In the latest crackdown, the Culture, Media and Sport Committee has called for evidence from those who wish to help with its inquiry into how more action can be taken.
“Unwanted marketing messages can be received by telephone or text message. Together with abandoned, including silent, telephone calls, these have led to many complaints by constituents to their Members of Parliament,” the committee said.
“The Culture, Media and Sport Committee has decided to hold an inquiry into nuisance telephone calls and text messages, focusing on the current regulatory system and its enforcement, the effectiveness of the Telephone Preference Service and practical measures by communications service providers to curtail such communications."
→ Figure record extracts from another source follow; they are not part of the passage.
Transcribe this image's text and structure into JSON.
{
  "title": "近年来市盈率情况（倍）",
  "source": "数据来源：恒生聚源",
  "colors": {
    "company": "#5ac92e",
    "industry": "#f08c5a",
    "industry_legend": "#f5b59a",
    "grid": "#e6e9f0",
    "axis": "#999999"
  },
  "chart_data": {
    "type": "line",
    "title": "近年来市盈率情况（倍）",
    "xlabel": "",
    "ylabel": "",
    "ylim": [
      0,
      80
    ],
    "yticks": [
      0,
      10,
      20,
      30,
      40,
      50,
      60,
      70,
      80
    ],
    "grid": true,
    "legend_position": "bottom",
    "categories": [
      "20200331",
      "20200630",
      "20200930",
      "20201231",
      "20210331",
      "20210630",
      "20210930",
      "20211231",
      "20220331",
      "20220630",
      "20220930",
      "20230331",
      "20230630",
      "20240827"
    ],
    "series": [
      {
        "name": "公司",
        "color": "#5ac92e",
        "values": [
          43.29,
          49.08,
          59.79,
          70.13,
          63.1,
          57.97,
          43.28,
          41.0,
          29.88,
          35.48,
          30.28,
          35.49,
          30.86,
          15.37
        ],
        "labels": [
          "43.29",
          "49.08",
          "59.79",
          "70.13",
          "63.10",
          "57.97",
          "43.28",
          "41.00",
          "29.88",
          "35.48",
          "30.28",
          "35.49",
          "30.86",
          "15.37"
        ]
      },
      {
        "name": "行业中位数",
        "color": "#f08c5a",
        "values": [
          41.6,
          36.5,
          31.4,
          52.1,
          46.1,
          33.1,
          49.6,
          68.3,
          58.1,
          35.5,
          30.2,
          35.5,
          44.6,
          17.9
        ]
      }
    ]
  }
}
Those interested in responding should send short written submissions in an attached Word document, sent by email to the committee with "Nuisance Calls" in the subject line, no later than 15 August.
The move is likely to be welcomed by the ICO, which has complained in the past that taking action against companies involved in these practices is far too time consuming, as recently explained by Simon Entwisle, director of operations at the data and privacy watchdog.
“We would like to see the law changed to make it simpler for us to punish companies responsible for repeated and continuous breaches of the law,” he said.
Nevertheless, the ICO has been willing to take firms on, with fines issued with increasing regularity. Earlier this month an energy firm was hit with a £45,000 fine for nuisance calls, while two firms that starred on the BBC’s TV show The Call Centre were fined a total of £225,000 for nuisance calls relating to payment protection insurance (PPI).
V3 contacted the ICO for comment on the announcement of the inquiry but had received no reply at the time of publication.